If there is weakness in any of the two essential parameters the system fails to deliver. In a sporting nation the leaders and bureaucrats are in a better position to understand the odds that a soldier has to face in order to do his job well. They understand that winning is an off shoot of hard work with team spirit. They realise that politics tend to erode the system and need to be sidelined. They are absolutely alive to the relationship between sports and nation building.
This consciousness is very much prevalent in all sporting nations like the United States, European nations, China, Japan, Korea etc. In India, sadly, the leadership has failed to imbibe any such ethos. We learn no lessons from sporting nations like the United States where Presidents are known to make impromptu visits to soldiers in the frontline and share with them a meal without the trappings of pomp and ceremony. Our leaders will not be caught dead doing anything of this nature, after all, none of them plays basketball and golf like Barak Obama does.
Agreed, there is a lot of respect for soldiers in India, as there is a lot of respect and adulation for the winning sportsman. Unfortunately in India, as in sports so in defence, not enough is done to build the capacity and capability of the soldier, only when he exhibits astounding feats of valour, which India soldiers do all the time, the nation stands in rapt adulation for some time and then it is business as usual; take the instance of the Kargil war and its aftermath.

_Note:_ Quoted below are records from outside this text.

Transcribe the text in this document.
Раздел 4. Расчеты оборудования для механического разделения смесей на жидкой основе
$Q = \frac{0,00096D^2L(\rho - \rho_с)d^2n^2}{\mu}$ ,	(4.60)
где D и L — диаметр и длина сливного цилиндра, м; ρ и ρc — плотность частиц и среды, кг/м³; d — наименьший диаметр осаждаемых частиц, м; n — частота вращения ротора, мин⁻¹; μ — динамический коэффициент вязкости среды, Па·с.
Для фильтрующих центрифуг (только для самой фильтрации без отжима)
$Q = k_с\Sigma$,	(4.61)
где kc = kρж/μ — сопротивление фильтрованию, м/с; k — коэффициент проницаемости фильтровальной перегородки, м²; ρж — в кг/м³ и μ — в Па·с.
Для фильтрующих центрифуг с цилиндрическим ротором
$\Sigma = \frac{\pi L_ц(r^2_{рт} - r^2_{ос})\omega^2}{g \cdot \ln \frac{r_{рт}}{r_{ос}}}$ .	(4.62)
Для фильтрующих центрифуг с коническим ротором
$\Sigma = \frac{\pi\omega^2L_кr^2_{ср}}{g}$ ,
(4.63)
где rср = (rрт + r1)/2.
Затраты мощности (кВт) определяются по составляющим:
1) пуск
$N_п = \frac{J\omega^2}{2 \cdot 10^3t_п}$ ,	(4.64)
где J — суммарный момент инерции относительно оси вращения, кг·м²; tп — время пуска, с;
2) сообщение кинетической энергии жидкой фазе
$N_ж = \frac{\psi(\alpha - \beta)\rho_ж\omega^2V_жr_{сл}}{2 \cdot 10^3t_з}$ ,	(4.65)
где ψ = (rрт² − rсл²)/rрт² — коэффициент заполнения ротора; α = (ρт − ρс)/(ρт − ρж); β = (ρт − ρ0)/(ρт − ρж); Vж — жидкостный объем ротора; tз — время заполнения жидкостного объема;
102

This is the difference between a sportsman and an audience, the sportsman takes a challenge to its logical conclusion despite odds; the audience basks in reflected glory. India is one big audience; sportsmen are few and far between.

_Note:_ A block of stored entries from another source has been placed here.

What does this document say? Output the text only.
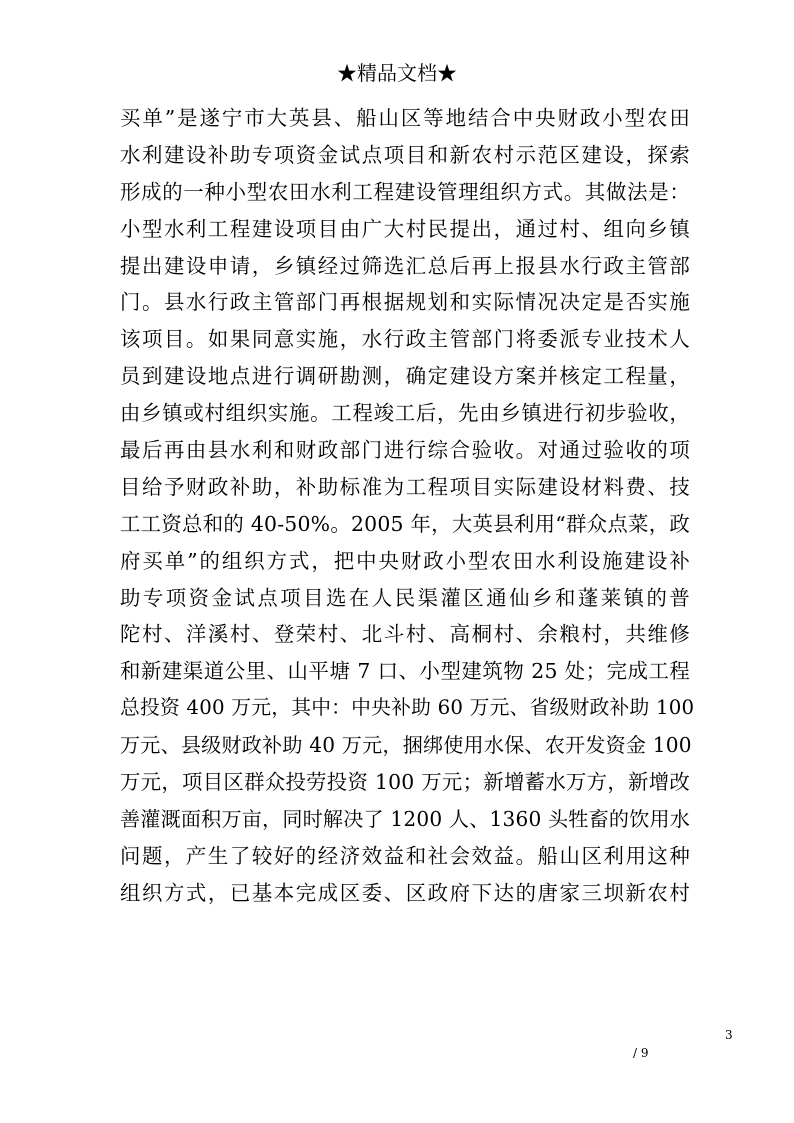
★精品文档★
买单”是遂宁市大英县、船山区等地结合中央财政小型农田
水利建设补助专项资金试点项目和新农村示范区建设，探索
形成的一种小型农田水利工程建设管理组织方式。其做法是：
小型水利工程建设项目由广大村民提出，通过村、组向乡镇
提出建设申请，乡镇经过筛选汇总后再上报县水行政主管部
门。县水行政主管部门再根据规划和实际情况决定是否实施
该项目。如果同意实施，水行政主管部门将委派专业技术人
员到建设地点进行调研勘测，确定建设方案并核定工程量，
由乡镇或村组织实施。工程竣工后，先由乡镇进行初步验收，
最后再由县水利和财政部门进行综合验收。对通过验收的项
目给予财政补助，补助标准为工程项目实际建设材料费、技
工工资总和的 40-50%。2005 年，大英县利用“群众点菜，政
府买单”的组织方式，把中央财政小型农田水利设施建设补
助专项资金试点项目选在人民渠灌区通仙乡和蓬莱镇的普
陀村、洋溪村、登荣村、北斗村、高桐村、余粮村，共维修
和新建渠道公里、山平塘 7 口、小型建筑物 25 处；完成工程
总投资 400 万元，其中：中央补助 60 万元、省级财政补助 100
万元、县级财政补助 40 万元，捆绑使用水保、农开发资金 100
万元，项目区群众投劳投资 100 万元；新增蓄水万方，新增改
善灌溉面积万亩，同时解决了 1200 人、1360 头牲畜的饮用水
问题，产生了较好的经济效益和社会效益。船山区利用这种
组织方式，已基本完成区委、区政府下达的唐家三坝新农村
3
/ 9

Sixty five years mean nothing in the history of a nation, in fact, the actual trials and tribulations of India are yet to begin, this will happen when the country vies for its rightful place in the global community; when the world looks upon India, not as a nation to be pitied, but as a strong competitor to reckon with. That is the stage when “sports induced, military maintained killer instinct” will make the difference between being a gold medallist or an audience basking in reflected glory. A final word of caution, the government may get away with a complacent attitude towards sports, but it needs to understand that there are no runners up in war.